[ad_1]
Within the last post, we talked about what CausalLM is and the way Hugging Face expects information to be formatted. On this submit, we’re going to stroll by means of an abridged pocket book with 3 ways to format the information to fine-tune a mannequin. The primary is an easy method constructing on the instinct from the earlier submit merely copying input_ids into labels. The second method makes use of masking to study choose components of the textual content.

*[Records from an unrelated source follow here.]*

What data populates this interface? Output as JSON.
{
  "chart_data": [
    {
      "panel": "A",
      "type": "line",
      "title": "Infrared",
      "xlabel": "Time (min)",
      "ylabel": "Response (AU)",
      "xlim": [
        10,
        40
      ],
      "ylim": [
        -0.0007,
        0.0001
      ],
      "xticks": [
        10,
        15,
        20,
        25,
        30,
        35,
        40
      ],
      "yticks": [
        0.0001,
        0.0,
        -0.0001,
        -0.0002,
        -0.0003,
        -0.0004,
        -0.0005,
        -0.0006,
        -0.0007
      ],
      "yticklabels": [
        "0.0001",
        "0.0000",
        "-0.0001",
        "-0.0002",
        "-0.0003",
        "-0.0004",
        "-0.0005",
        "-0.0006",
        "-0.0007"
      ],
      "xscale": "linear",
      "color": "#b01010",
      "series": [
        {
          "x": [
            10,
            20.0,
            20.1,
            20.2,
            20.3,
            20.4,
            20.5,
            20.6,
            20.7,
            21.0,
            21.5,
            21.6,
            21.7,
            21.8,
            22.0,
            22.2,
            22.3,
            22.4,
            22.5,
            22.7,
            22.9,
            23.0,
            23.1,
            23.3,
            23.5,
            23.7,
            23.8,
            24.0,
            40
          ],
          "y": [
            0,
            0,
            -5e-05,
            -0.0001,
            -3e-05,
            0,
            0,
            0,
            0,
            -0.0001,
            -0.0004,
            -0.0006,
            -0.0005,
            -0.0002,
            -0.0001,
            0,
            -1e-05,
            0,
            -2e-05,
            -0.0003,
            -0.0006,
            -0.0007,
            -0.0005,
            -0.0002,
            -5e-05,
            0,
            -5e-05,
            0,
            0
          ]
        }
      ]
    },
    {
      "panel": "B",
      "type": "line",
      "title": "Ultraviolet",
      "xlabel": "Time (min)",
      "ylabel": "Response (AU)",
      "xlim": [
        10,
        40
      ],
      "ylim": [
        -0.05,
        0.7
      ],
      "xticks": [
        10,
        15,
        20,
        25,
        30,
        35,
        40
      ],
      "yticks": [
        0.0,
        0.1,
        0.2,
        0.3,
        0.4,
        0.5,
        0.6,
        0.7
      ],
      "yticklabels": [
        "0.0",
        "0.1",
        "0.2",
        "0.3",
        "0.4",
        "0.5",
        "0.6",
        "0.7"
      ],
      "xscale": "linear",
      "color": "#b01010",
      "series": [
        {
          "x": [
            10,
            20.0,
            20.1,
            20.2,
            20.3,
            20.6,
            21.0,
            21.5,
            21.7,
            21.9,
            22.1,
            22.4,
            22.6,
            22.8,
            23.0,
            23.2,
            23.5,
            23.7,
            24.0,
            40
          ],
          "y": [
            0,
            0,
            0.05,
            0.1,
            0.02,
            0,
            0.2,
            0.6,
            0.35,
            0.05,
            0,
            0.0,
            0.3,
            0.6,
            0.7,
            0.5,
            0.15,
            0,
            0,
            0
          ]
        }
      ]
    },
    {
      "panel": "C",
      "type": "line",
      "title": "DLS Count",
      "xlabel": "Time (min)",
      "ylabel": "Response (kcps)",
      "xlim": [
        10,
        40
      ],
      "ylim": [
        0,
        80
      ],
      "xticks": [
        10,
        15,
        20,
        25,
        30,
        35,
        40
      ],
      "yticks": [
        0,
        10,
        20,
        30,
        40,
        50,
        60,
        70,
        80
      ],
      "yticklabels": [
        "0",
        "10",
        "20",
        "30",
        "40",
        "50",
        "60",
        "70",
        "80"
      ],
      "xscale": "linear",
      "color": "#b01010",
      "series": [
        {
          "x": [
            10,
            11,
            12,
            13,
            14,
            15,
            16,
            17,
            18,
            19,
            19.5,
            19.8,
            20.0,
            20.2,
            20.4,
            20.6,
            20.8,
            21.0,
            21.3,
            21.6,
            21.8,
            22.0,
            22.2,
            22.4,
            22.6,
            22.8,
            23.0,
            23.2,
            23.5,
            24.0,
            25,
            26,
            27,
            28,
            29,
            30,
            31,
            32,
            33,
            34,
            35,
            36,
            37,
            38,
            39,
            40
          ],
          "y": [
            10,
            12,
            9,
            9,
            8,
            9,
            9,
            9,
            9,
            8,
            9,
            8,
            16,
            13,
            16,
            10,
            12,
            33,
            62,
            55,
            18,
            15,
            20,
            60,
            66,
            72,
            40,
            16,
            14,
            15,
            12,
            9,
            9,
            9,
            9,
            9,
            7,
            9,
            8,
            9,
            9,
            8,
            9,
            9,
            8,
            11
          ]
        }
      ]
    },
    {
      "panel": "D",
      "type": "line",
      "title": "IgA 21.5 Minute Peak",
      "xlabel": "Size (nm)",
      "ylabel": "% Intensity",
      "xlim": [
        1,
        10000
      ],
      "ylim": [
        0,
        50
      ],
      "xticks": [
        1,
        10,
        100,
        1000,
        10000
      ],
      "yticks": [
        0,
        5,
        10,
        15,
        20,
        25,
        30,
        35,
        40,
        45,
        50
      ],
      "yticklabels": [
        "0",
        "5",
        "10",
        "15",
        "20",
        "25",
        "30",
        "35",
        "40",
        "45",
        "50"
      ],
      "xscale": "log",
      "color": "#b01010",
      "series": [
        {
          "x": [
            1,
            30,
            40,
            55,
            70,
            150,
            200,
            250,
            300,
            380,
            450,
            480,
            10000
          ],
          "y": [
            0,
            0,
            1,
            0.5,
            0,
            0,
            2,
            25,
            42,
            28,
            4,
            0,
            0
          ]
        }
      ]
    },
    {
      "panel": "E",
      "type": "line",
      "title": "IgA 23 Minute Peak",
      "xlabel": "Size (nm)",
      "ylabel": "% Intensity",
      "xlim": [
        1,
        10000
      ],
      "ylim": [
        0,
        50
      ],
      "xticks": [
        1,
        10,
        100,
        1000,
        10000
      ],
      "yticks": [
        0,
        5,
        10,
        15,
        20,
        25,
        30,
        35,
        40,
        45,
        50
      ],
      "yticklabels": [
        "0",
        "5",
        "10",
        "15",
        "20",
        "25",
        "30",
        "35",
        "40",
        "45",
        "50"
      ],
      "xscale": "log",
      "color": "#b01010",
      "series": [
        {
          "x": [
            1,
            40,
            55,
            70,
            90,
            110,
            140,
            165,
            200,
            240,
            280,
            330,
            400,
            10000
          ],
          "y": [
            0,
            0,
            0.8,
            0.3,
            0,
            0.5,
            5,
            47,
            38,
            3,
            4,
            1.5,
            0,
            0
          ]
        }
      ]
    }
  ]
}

The third method makes use of a separate library, TRL, in order that we don’t need to manually masks the information.
I’ll pass over some perform definitions to maintain it readable, so it’s greatest to reference the full noteboook to get all of the code.
High-quality-tuning with labels copied from enter ids
We’re going to be utilizing Bloom-560m, a multilingual mannequin which is sufficiently small that we are able to fine-tune it on a typical laptop computer.
model_name = "bigscience/bloom-560m"
tokenizer = AutoTokenizer.from_pretrained(
model_name, trust_remote_code=True, padding_side="proper"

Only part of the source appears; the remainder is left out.